Initially we might configure application debug level logging. Or we might run a network capture. As we narrow it down we might get very specific.
For example, I recently had a problem where Outlook seemed to hang for a few seconds when typing. I first ran a network capture of all traffic to see if, perhaps, a peak was causing a delay in response. There was no significant level of traffic. There was no significant latency. No retransmission. No problems with the network connection in general.
Then I ran a capture only between the Outlook client and the Exchange server (using the relevant ports). I noticed a spike in traffic every 15 minutes, coinciding with the problem. But what was the spike? Was it normal, or a fault?
So then, on the server, I configured Remote Operation (ROP) logging to capture the exact MAPI operations being performed by the client. The problem was caused by a MAPI action to re-read the mail database and refresh the view in Outlook. This occurred exactly when the user experienced the problem.
I will mention just two aspects of the analysis.
One is that we must have a mental model of the part of the system we are examining, and all its components. We then need to rule in or out the different components we think could be involved. Often I am told the problem is in Citrix. When I investigate, it is not in Citrix at all. It is in, for example, the configuration of the application on Citrix. Or, in one very difficult case, it was port exhaustion in an unpatched Windows server. Or it might be a configuration error in Citrix after all.
The second is conjecture. I use the term to mean that we need to develop an idea of a single cause of all the different symptoms we have found in the investigation. I don’t mean a guess. For example, sometimes people will say "I think it must be the anti-virus". This is a guess. But a conjecture would be: "A windows driver fault is occurring in the I/O stack.

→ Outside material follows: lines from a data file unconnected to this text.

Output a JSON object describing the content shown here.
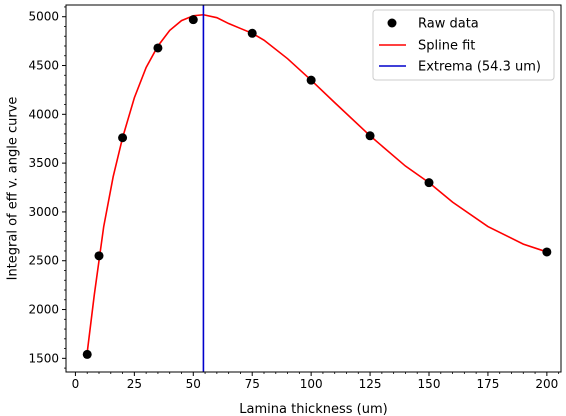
{
  "chart_data": {
    "type": "scatter",
    "title": "",
    "xlabel": "Lamina thickness (um)",
    "ylabel": "Integral of eff v. angle curve",
    "xlim": [
      -4,
      206
    ],
    "ylim": [
      1360,
      5120
    ],
    "x_ticks": [
      0,
      25,
      50,
      75,
      100,
      125,
      150,
      175,
      200
    ],
    "y_ticks": [
      1500,
      2000,
      2500,
      3000,
      3500,
      4000,
      4500,
      5000
    ],
    "x_minor_step": 5,
    "y_minor_step": 100,
    "grid": false,
    "legend_position": "upper right",
    "series": [
      {
        "name": "Raw data",
        "kind": "scatter",
        "color": "#000000",
        "x": [
          5,
          10,
          20,
          35,
          50,
          75,
          100,
          125,
          150,
          200
        ],
        "y": [
          1540,
          2550,
          3760,
          4680,
          4970,
          4830,
          4350,
          3780,
          3300,
          2590
        ]
      },
      {
        "name": "Spline fit",
        "kind": "line",
        "color": "#ff0000",
        "x": [
          5,
          8,
          12,
          16,
          20,
          25,
          30,
          35,
          40,
          45,
          50,
          54.3,
          60,
          65,
          70,
          75,
          80,
          90,
          100,
          110,
          125,
          140,
          150,
          160,
          175,
          190,
          200
        ],
        "y": [
          1560,
          2150,
          2850,
          3360,
          3760,
          4170,
          4480,
          4700,
          4860,
          4960,
          5010,
          5020,
          4990,
          4930,
          4880,
          4830,
          4760,
          4570,
          4350,
          4120,
          3780,
          3470,
          3300,
          3100,
          2850,
          2670,
          2590
        ]
      },
      {
        "name": "Extrema (54.3 um)",
        "kind": "vline",
        "color": "#0000cc",
        "x": 54.3
      }
    ]
  }
}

It is a type of fault that does not appear in testing using Driver Verifier". This is exactly what the problem was, but it was extremely difficult to find.
An interesting aspect of troubleshooting is that the final part is often really easy. Often, I don’t need to be involved any further, once the exact cause is identified.
You might think that, after investigation and analysis, we may have a good idea but we cannot be certain. Of course, nothing is ever entirely certain. But going back to what I said about the context, the problem must be caused by a specific fault; otherwise the behaviour would be normal. When you find the cause, you just know this is it.